On the other side of the piezo-disc (the just yellow or silver side) I stuck a thin film of blu tack. This is the side you stick on your instrument. Alternatively wax should work fine too. For the best sound use hard glue (i.e. epoxy) but only if you have no intention of ever removing it again. Try to use a thin layer so that no sound waves get muffled when they travel from the corpus through the blu tack/wax/glue to the piezo-disc. It is useful to know that piezo-discs primarily pick up sound waves through a bending deformation of the disc and much less through linear pressure on the two sides. Thus it is important that the whole area of the disc is connected to the corpus of your instrument. Hence sticking the pickup onto your instrument using a peg probably won’t sound very good. It also bears the danger of resonant buzz between corpus, peg and pickup. The same buzzing occurs when the cable touches parts of the bass and is allowed to swing freely. Thus avoid letting it touch the bass or tightly attach it to the tailpiece.
I’ve tested variants of this pickup with several piezo-discs connected in series or parallel. What I found was that they are inferior in sound and amplitude compared to a single large piezo-disc. I guess this is because of interference effects when combining the slightly phase-shifted signals of the individual discs that pick up the signal at different positions on the corpus or bridge.
Positioning of the pickup:
Now you should consider where to stick you brand new pickup.

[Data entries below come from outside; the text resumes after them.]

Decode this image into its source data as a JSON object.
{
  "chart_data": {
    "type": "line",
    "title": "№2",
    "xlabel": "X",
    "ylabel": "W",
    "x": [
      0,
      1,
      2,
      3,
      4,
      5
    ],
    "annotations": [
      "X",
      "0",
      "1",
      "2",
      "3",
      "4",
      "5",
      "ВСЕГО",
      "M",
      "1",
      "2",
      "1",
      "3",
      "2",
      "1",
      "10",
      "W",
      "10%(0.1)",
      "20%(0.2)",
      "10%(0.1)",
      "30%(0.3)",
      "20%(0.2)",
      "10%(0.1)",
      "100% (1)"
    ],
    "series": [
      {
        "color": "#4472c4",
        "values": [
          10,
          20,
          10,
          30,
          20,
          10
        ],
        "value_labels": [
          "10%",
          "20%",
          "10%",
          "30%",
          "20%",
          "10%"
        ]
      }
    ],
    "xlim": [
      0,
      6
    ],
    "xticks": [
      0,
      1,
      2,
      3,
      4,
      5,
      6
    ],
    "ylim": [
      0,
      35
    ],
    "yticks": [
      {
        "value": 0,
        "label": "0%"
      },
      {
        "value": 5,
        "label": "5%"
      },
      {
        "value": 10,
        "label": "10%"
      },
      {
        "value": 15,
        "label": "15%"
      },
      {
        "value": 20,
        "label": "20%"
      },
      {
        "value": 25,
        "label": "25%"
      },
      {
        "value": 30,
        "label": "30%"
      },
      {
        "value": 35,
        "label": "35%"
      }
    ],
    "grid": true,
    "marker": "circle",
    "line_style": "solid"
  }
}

For the double bass I experimented a little, asked around and tried to come up with some explanations why the sound is so different at different positions.

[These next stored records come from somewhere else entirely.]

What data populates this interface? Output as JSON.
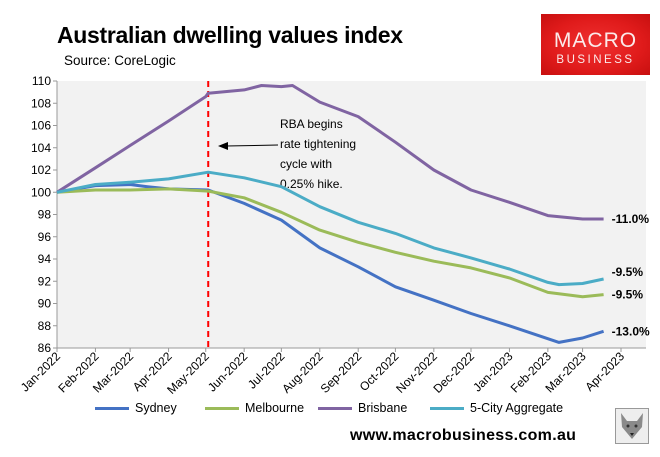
{
  "header": {
    "title": "Australian dwelling values index",
    "source": "Source: CoreLogic",
    "logo_line1": "MACRO",
    "logo_line2": "BUSINESS"
  },
  "footer": {
    "url": "www.macrobusiness.com.au"
  },
  "chart_data": {
    "type": "line",
    "title": "Australian dwelling values index",
    "ylim": [
      86,
      110
    ],
    "yticks": [
      86,
      88,
      90,
      92,
      94,
      96,
      98,
      100,
      102,
      104,
      106,
      108,
      110
    ],
    "xlim": [
      "2022-01-01",
      "2023-04-01"
    ],
    "xticks": [
      {
        "date": "2022-01-01",
        "label": "Jan-2022"
      },
      {
        "date": "2022-02-01",
        "label": "Feb-2022"
      },
      {
        "date": "2022-03-01",
        "label": "Mar-2022"
      },
      {
        "date": "2022-04-01",
        "label": "Apr-2022"
      },
      {
        "date": "2022-05-01",
        "label": "May-2022"
      },
      {
        "date": "2022-06-01",
        "label": "Jun-2022"
      },
      {
        "date": "2022-07-01",
        "label": "Jul-2022"
      },
      {
        "date": "2022-08-01",
        "label": "Aug-2022"
      },
      {
        "date": "2022-09-01",
        "label": "Sep-2022"
      },
      {
        "date": "2022-10-01",
        "label": "Oct-2022"
      },
      {
        "date": "2022-11-01",
        "label": "Nov-2022"
      },
      {
        "date": "2022-12-01",
        "label": "Dec-2022"
      },
      {
        "date": "2023-01-01",
        "label": "Jan-2023"
      },
      {
        "date": "2023-02-01",
        "label": "Feb-2023"
      },
      {
        "date": "2023-03-01",
        "label": "Mar-2023"
      },
      {
        "date": "2023-04-01",
        "label": "Apr-2023"
      }
    ],
    "grid": false,
    "legend": "bottom",
    "series": [
      {
        "name": "Sydney",
        "color": "#4472c4",
        "end_label": "-13.0%",
        "points": [
          [
            "2022-01-01",
            100
          ],
          [
            "2022-02-01",
            100.6
          ],
          [
            "2022-03-01",
            100.7
          ],
          [
            "2022-03-15",
            100.5
          ],
          [
            "2022-04-01",
            100.3
          ],
          [
            "2022-05-03",
            100.2
          ],
          [
            "2022-06-01",
            99.0
          ],
          [
            "2022-07-01",
            97.5
          ],
          [
            "2022-08-01",
            95.0
          ],
          [
            "2022-09-01",
            93.3
          ],
          [
            "2022-10-01",
            91.5
          ],
          [
            "2022-11-01",
            90.3
          ],
          [
            "2022-12-01",
            89.1
          ],
          [
            "2023-01-01",
            88.0
          ],
          [
            "2023-02-10",
            86.5
          ],
          [
            "2023-03-01",
            86.9
          ],
          [
            "2023-03-18",
            87.5
          ]
        ]
      },
      {
        "name": "Melbourne",
        "color": "#9bbb59",
        "end_label": "-9.5%",
        "points": [
          [
            "2022-01-01",
            100
          ],
          [
            "2022-02-01",
            100.2
          ],
          [
            "2022-03-01",
            100.2
          ],
          [
            "2022-04-01",
            100.3
          ],
          [
            "2022-05-03",
            100.1
          ],
          [
            "2022-06-01",
            99.5
          ],
          [
            "2022-07-01",
            98.2
          ],
          [
            "2022-08-01",
            96.6
          ],
          [
            "2022-09-01",
            95.5
          ],
          [
            "2022-10-01",
            94.6
          ],
          [
            "2022-11-01",
            93.8
          ],
          [
            "2022-12-01",
            93.2
          ],
          [
            "2023-01-01",
            92.3
          ],
          [
            "2023-02-01",
            91.0
          ],
          [
            "2023-03-01",
            90.6
          ],
          [
            "2023-03-18",
            90.8
          ]
        ]
      },
      {
        "name": "Brisbane",
        "color": "#8064a2",
        "end_label": "-11.0%",
        "points": [
          [
            "2022-01-01",
            100
          ],
          [
            "2022-02-01",
            102.2
          ],
          [
            "2022-03-01",
            104.2
          ],
          [
            "2022-04-01",
            106.4
          ],
          [
            "2022-05-01",
            108.6
          ],
          [
            "2022-05-03",
            108.9
          ],
          [
            "2022-06-01",
            109.2
          ],
          [
            "2022-06-15",
            109.6
          ],
          [
            "2022-07-01",
            109.5
          ],
          [
            "2022-07-10",
            109.6
          ],
          [
            "2022-08-01",
            108.1
          ],
          [
            "2022-09-01",
            106.8
          ],
          [
            "2022-10-01",
            104.5
          ],
          [
            "2022-11-01",
            102.0
          ],
          [
            "2022-12-01",
            100.2
          ],
          [
            "2023-01-01",
            99.1
          ],
          [
            "2023-02-01",
            97.9
          ],
          [
            "2023-03-01",
            97.6
          ],
          [
            "2023-03-18",
            97.6
          ]
        ]
      },
      {
        "name": "5-City Aggregate",
        "color": "#4bacc6",
        "end_label": "-9.5%",
        "points": [
          [
            "2022-01-01",
            100
          ],
          [
            "2022-02-01",
            100.7
          ],
          [
            "2022-03-01",
            100.9
          ],
          [
            "2022-04-01",
            101.2
          ],
          [
            "2022-05-03",
            101.8
          ],
          [
            "2022-06-01",
            101.3
          ],
          [
            "2022-07-01",
            100.5
          ],
          [
            "2022-08-01",
            98.7
          ],
          [
            "2022-09-01",
            97.3
          ],
          [
            "2022-10-01",
            96.3
          ],
          [
            "2022-11-01",
            95.0
          ],
          [
            "2022-12-01",
            94.1
          ],
          [
            "2023-01-01",
            93.1
          ],
          [
            "2023-02-01",
            91.9
          ],
          [
            "2023-02-10",
            91.7
          ],
          [
            "2023-03-01",
            91.8
          ],
          [
            "2023-03-18",
            92.2
          ]
        ]
      }
    ],
    "annotations": [
      {
        "type": "vline",
        "date": "2022-05-03",
        "color": "#ff0000",
        "style": "dashed"
      },
      {
        "type": "text",
        "lines": [
          "RBA begins",
          "rate tightening",
          "cycle with",
          "0.25% hike."
        ],
        "arrow_to": "2022-05-03",
        "arrow_value": 104.2
      }
    ]
  }
}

On stringed instruments the bridge transmits the vibrations of the strings onto the corpus. The left foot of the bridge (see image on the right) transmits primarily low frequencies since the thicker (lower frequency) strings press on it. The corpus of stringed instruments is usually made of a soft-wood front and a hard-wood back. This is because soft wood resonates better in lower frequencies while hard wood resonates better in the higher frequency range. Hence below the left foot of the bridge there is a piece of wood glued to the front inner side of the corpus. It helps to spread the lower frequencies from the left foot of the bridge across the entire front of the corpus. So If you are interested in capturing primarily low frequencies stick it on position 2. Similarly below the right foot of the bridge transmitting higher frequencies from the thinner strings there is a piece of wood (the sound post) connecting the front to the back of the corpus. It transmits the higher frequencies from the left foot of the bridge to the back of the corpus. If you are interested in the higher frequency range stick the pickup on pos. 4 then. However the bridge also transmits sounds from the movement of your fingers on the strings and slapping noises very well. If you are a Rockabilly bass player and you want to capture slapping sounds stick it on pos. 5 or directly on the inner side of the fretboard. If not, I don’t recommend placing the pickup too close to the bridge. Finger and fretboard noises are primarily of higher frequencies and thus don’t transmit well onto the bass-corpus. If you want a base-heavy, very clear sound try pos. 1 close to the f-hole. There resonance is strong and you are pretty far from the bridge. My favorite position is no. 3. This is the one people in recording studios prefer because it gives a good balance between low and high frequencies, no exaggerated resonances in some specific ranges like you find close to the f-holes and a diminished but not inaudible slapping response.
Of course you can always stick one pickup on each position that interests you, amplify each signal individually and mix them together as you please.